The key events happened in the autumn of 1945.
On September 2, President Ho Chi Minh read his famous speech to a large crowd in Hanoi, proclaiming the independence of the new Democratic Republic of Vietnam and reading from their Declaration of Independence. So grateful were the Vietnamese for the material support the Viet Minh national liberation army had received from the US in order to defeat the Japanese military occupation that large sections of the newly drafted Declaration are modelled after the US Declaration. US intelligence officials have been identified applauding in the crowd, presumably hopeful that the new nation of Vietnam would be a useful client state in the region.
On September 6 however we see the first British troops, commanded by General Douglas Gracey, begin arriving in the southern city of Saigon. Viet Minh control is weakest here in the south of the country, and the British seek to exploit this weakness by proceeding to introduce a form of martial law, disarming the nationalists and arming newly released POWs.
By September 23, with Gracey's support, the French were able to seize power in Saigon by taking over the city hall and arresting any Vietnamese they thought were connected to or sympathetic to the new government in Hanoi.

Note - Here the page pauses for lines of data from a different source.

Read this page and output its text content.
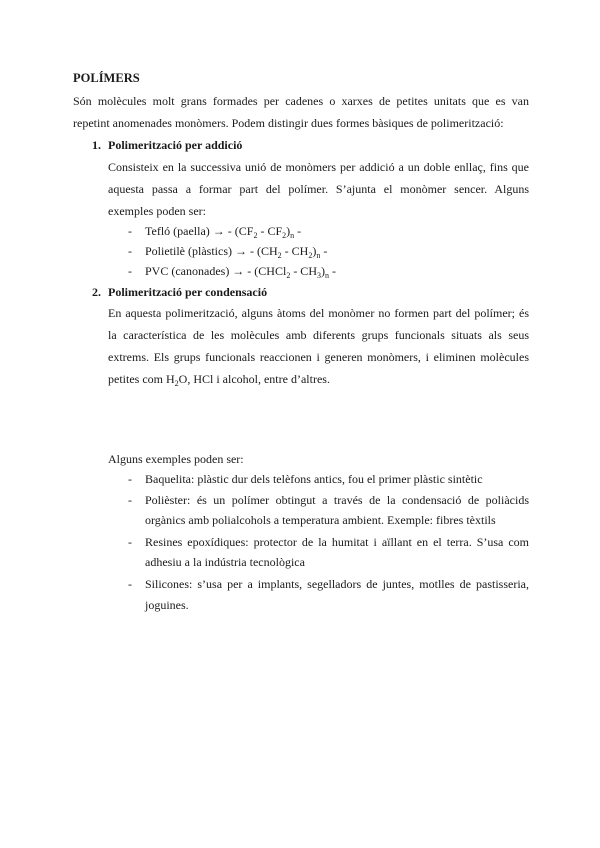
POLÍMERS
Són molècules molt grans formades per cadenes o xarxes de petites unitats que es van
repetint anomenades monòmers. Podem distingir dues formes bàsiques de polimerització:
1. Polimerització per addició
Consisteix en la successiva unió de monòmers per addició a un doble enllaç, fins que
aquesta passa a formar part del polímer. S’ajunta el monòmer sencer. Alguns
exemples poden ser:
- Tefló (paella) → - $(CF_2 - CF_2)_n$ -
- Polietilè (plàstics) → - $(CH_2 - CH_2)_n$ -
- PVC (canonades) → - (CHCl$_2$ - $CH_3)_n$ -
2. Polimerització per condensació
En aquesta polimerització, alguns àtoms del monòmer no formen part del polímer; és
la característica de les molècules amb diferents grups funcionals situats als seus
extrems. Els grups funcionals reaccionen i generen monòmers, i eliminen molècules
petites com $H_2O$, HCl i alcohol, entre d’altres.
Alguns exemples poden ser:
- Baquelita: plàstic dur dels telèfons antics, fou el primer plàstic sintètic
- Polièster: és un polímer obtingut a través de la condensació de poliàcids
orgànics amb polialcohols a temperatura ambient. Exemple: fibres tèxtils
- Resines epoxídiques: protector de la humitat i aïllant en el terra. S’usa com
adhesiu a la indústria tecnològica
- Silicones: s’usa per a implants, segelladors de juntes, motlles de pastisseria,
joguines.
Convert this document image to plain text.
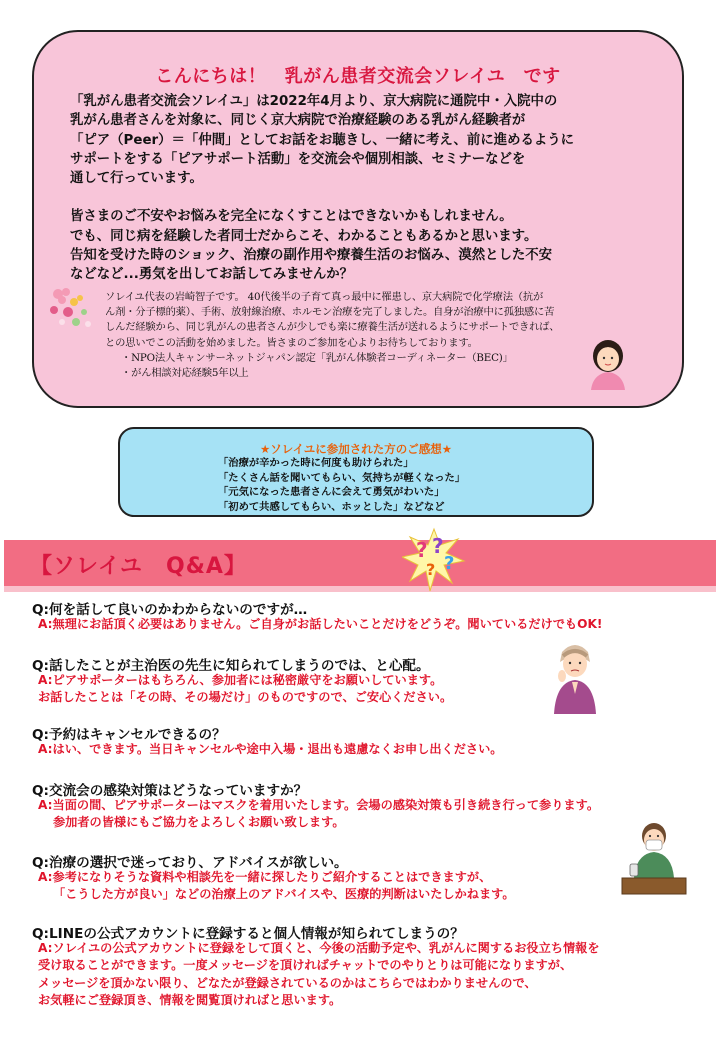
こんにちは！　乳がん患者交流会ソレイユ　です

「乳がん患者交流会ソレイユ」は2022年4月より、京大病院に通院中・入院中の

乳がん患者さんを対象に、同じく京大病院で治療経験のある乳がん経験者が

「ピア（Peer）＝「仲間」としてお話をお聴きし、一緒に考え、前に進めるように

サポートをする「ピアサポート活動」を交流会や個別相談、セミナーなどを

通して行っています。

皆さまのご不安やお悩みを完全になくすことはできないかもしれません。

でも、同じ病を経験した者同士だからこそ、わかることもあるかと思います。

告知を受けた時のショック、治療の副作用や療養生活のお悩み、漠然とした不安

などなど...勇気を出してお話してみませんか？

ソレイユ代表の岩崎智子です。 40代後半の子育て真っ最中に罹患し、京大病院で化学療法（抗が

ん剤・分子標的薬）、手術、放射線治療、ホルモン治療を完了しました。自身が治療中に孤独感に苦

しんだ経験から、同じ乳がんの患者さんが少しでも楽に療養生活が送れるようにサポートできれば、

との思いでこの活動を始めました。皆さまのご参加を心よりお待ちしております。

・NPO法人キャンサーネットジャパン認定「乳がん体験者コーディネーター（BEC)」

・がん相談対応経験5年以上

★ソレイユに参加された方のご感想★

「治療が辛かった時に何度も助けられた」

「たくさん話を聞いてもらい、気持ちが軽くなった」

「元気になった患者さんに会えて勇気がわいた」

「初めて共感してもらい、ホッとした」などなど

【ソレイユ　Q&A】
? ?
?
?
Q:何を話して良いのかわからないのですが…

A:無理にお話頂く必要はありません。ご自身がお話したいことだけをどうぞ。聞いているだけでもOK!

Q:話したことが主治医の先生に知られてしまうのでは、と心配。

A:ピアサポーターはもちろん、参加者には秘密厳守をお願いしています。

お話したことは「その時、その場だけ」のものですので、ご安心ください。

Q:予約はキャンセルできるの？

A:はい、できます。当日キャンセルや途中入場・退出も遠慮なくお申し出ください。

Q:交流会の感染対策はどうなっていますか？

A:当面の間、ピアサポーターはマスクを着用いたします。会場の感染対策も引き続き行って参ります。

参加者の皆様にもご協力をよろしくお願い致します。

Q:治療の選択で迷っており、アドバイスが欲しい。

A:参考になりそうな資料や相談先を一緒に探したりご紹介することはできますが、

「こうした方が良い」などの治療上のアドバイスや、医療的判断はいたしかねます。

Q:LINEの公式アカウントに登録すると個人情報が知られてしまうの？

A:ソレイユの公式アカウントに登録をして頂くと、今後の活動予定や、乳がんに関するお役立ち情報を

受け取ることができます。一度メッセージを頂ければチャットでのやりとりは可能になりますが、

メッセージを頂かない限り、どなたが登録されているのかはこちらではわかりませんので、

お気軽にご登録頂き、情報を閲覧頂ければと思います。
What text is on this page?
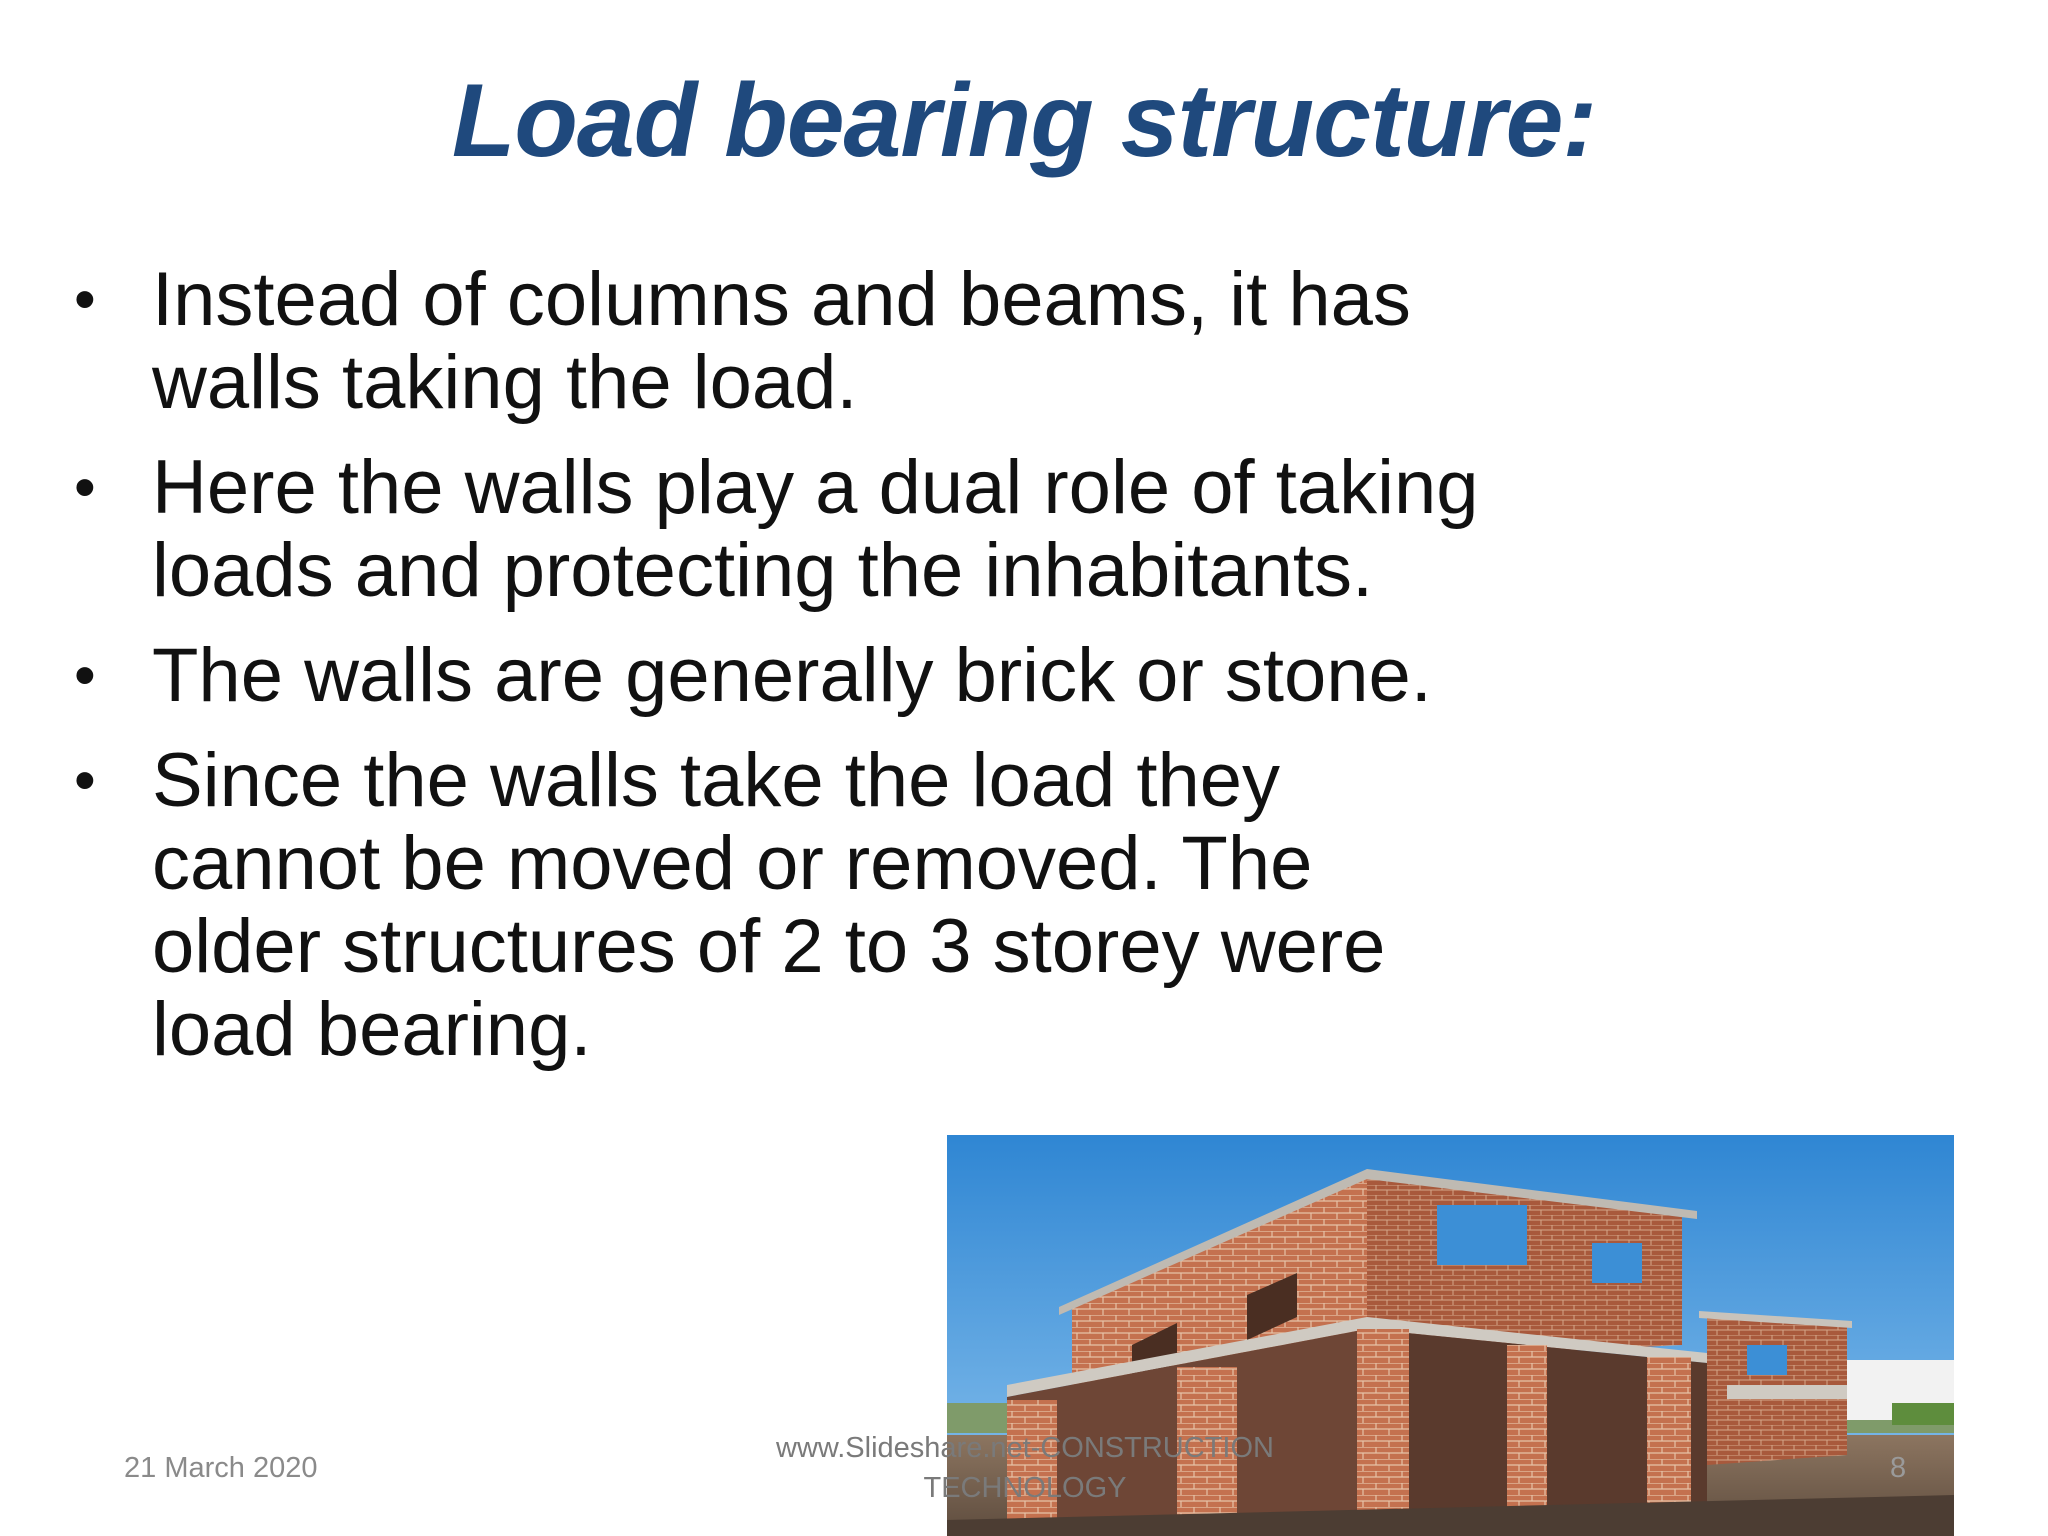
Load bearing structure:
• Instead of columns and beams, it has walls taking the load.
• Here the walls play a dual role of taking loads and protecting the inhabitants.
• The walls are generally brick or stone.
• Since the walls take the load they cannot be moved or removed. The older structures of 2 to 3 storey were load bearing.
21 March 2020
www.Slideshare.net-CONSTRUCTION
TECHNOLOGY
8
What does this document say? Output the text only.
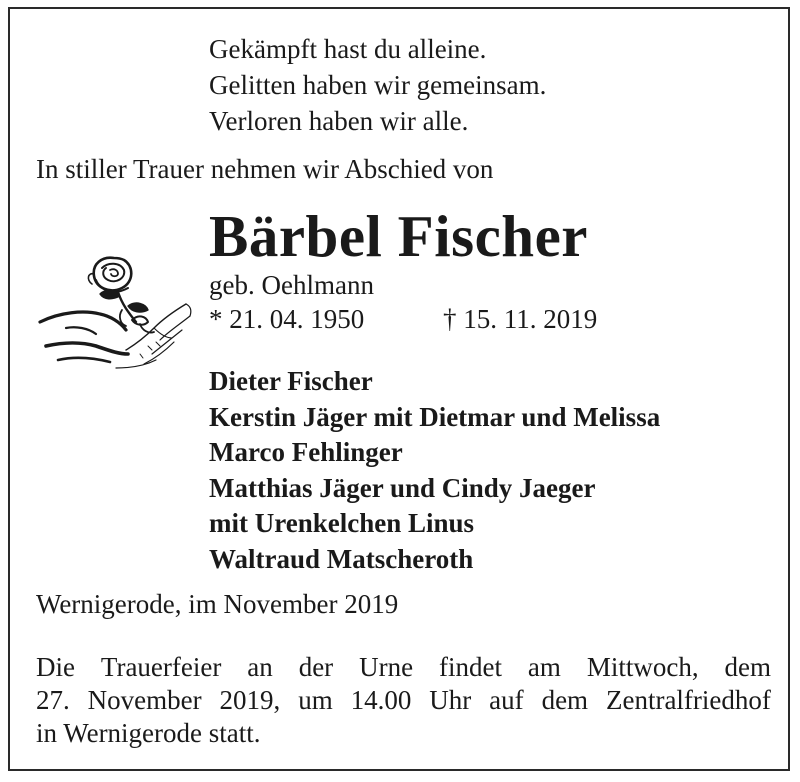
Gekämpft hast du alleine.
Gelitten haben wir gemeinsam.
Verloren haben wir alle.
In stiller Trauer nehmen wir Abschied von
Bärbel Fischer
geb. Oehlmann
* 21. 04. 1950	† 15. 11. 2019
Dieter Fischer
Kerstin Jäger mit Dietmar und Melissa
Marco Fehlinger
Matthias Jäger und Cindy Jaeger
mit Urenkelchen Linus
Waltraud Matscheroth
Wernigerode, im November 2019
Die Trauerfeier an der Urne findet am Mittwoch, dem
27. November 2019, um 14.00 Uhr auf dem Zentralfriedhof
in Wernigerode statt.
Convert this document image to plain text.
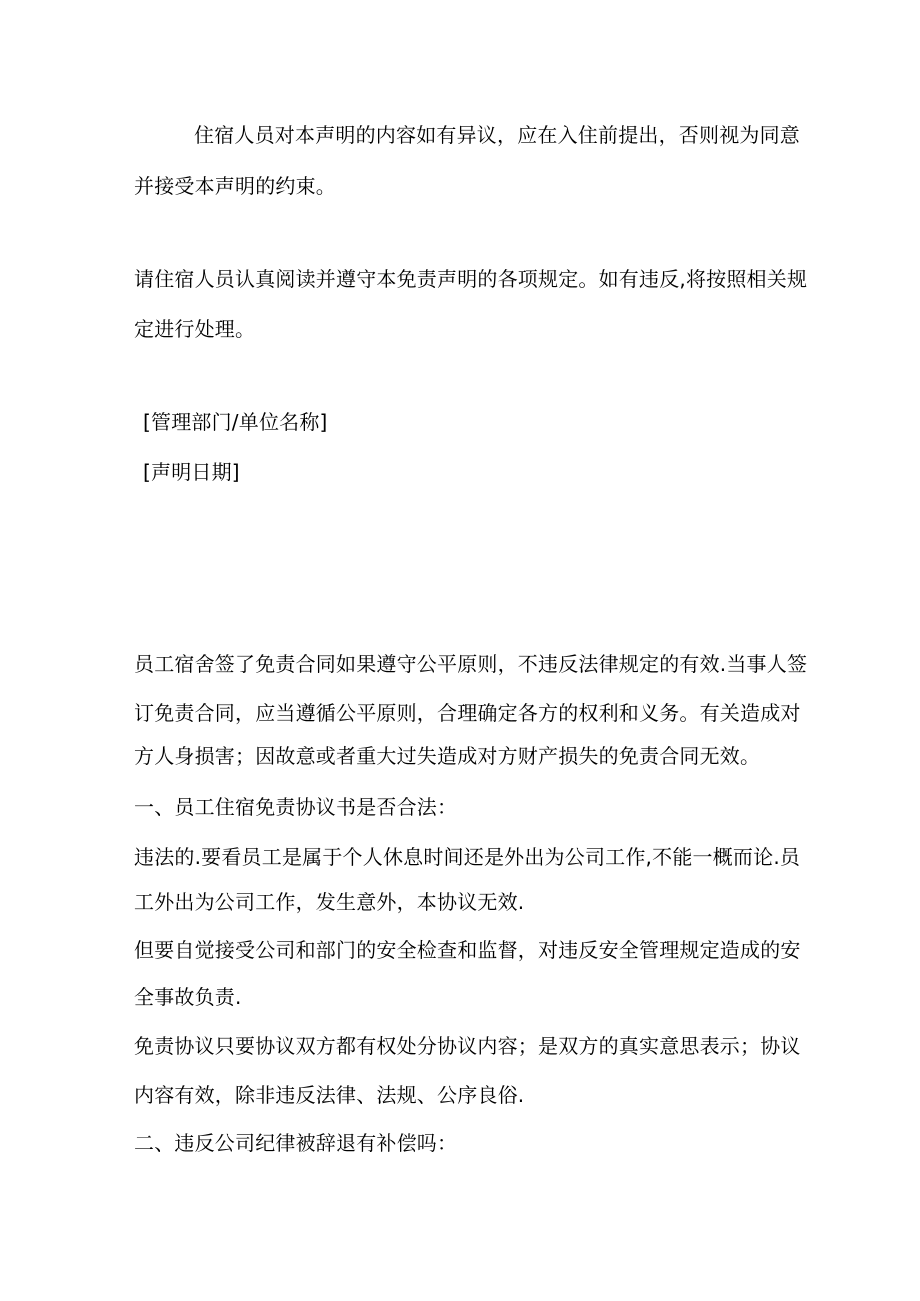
住宿人员对本声明的内容如有异议，应在入住前提出，否则视为同意
并接受本声明的约束。
请住宿人员认真阅读并遵守本免责声明的各项规定。如有违反,将按照相关规
定进行处理。
[管理部门/单位名称]
[声明日期]
员工宿舍签了免责合同如果遵守公平原则，不违反法律规定的有效.当事人签
订免责合同，应当遵循公平原则，合理确定各方的权利和义务。有关造成对
方人身损害；因故意或者重大过失造成对方财产损失的免责合同无效。
一、员工住宿免责协议书是否合法：
违法的.要看员工是属于个人休息时间还是外出为公司工作,不能一概而论.员
工外出为公司工作，发生意外，本协议无效.
但要自觉接受公司和部门的安全检查和监督，对违反安全管理规定造成的安
全事故负责.
免责协议只要协议双方都有权处分协议内容；是双方的真实意思表示；协议
内容有效，除非违反法律、法规、公序良俗.
二、违反公司纪律被辞退有补偿吗：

The historian George Rosie records one clash that took place between 80 members of the British Indian Infantry Brigade (Gracey, like the author George Orwell, came from that tier of British society born to parents living in British India, but educated at private schools back in the UK) that resulted in the deaths of at least 60 Vietnamese.
It was only due to considerable pressure that General Gracey was forced to open negotiations with the Viet Minh, who he had refused to recognise up until this point. However, this was merely a ploy to buy time for reinforcements to arrive.
The rest is pretty well known history. The French continued their attempts to restore their colonial domination of Indochina until they were finally defeated at the battle of Điện Biên Phủ in 1954 (a period depicted in the 2004 film Memories of Dien Bien). By this time the Cold War was underway, and the USA was fully in the grip of its anti-communist fervour, so was more inclined to view the new socialist government in Hanoi far more negatively than when it was fighting against Axis-aligned Japan.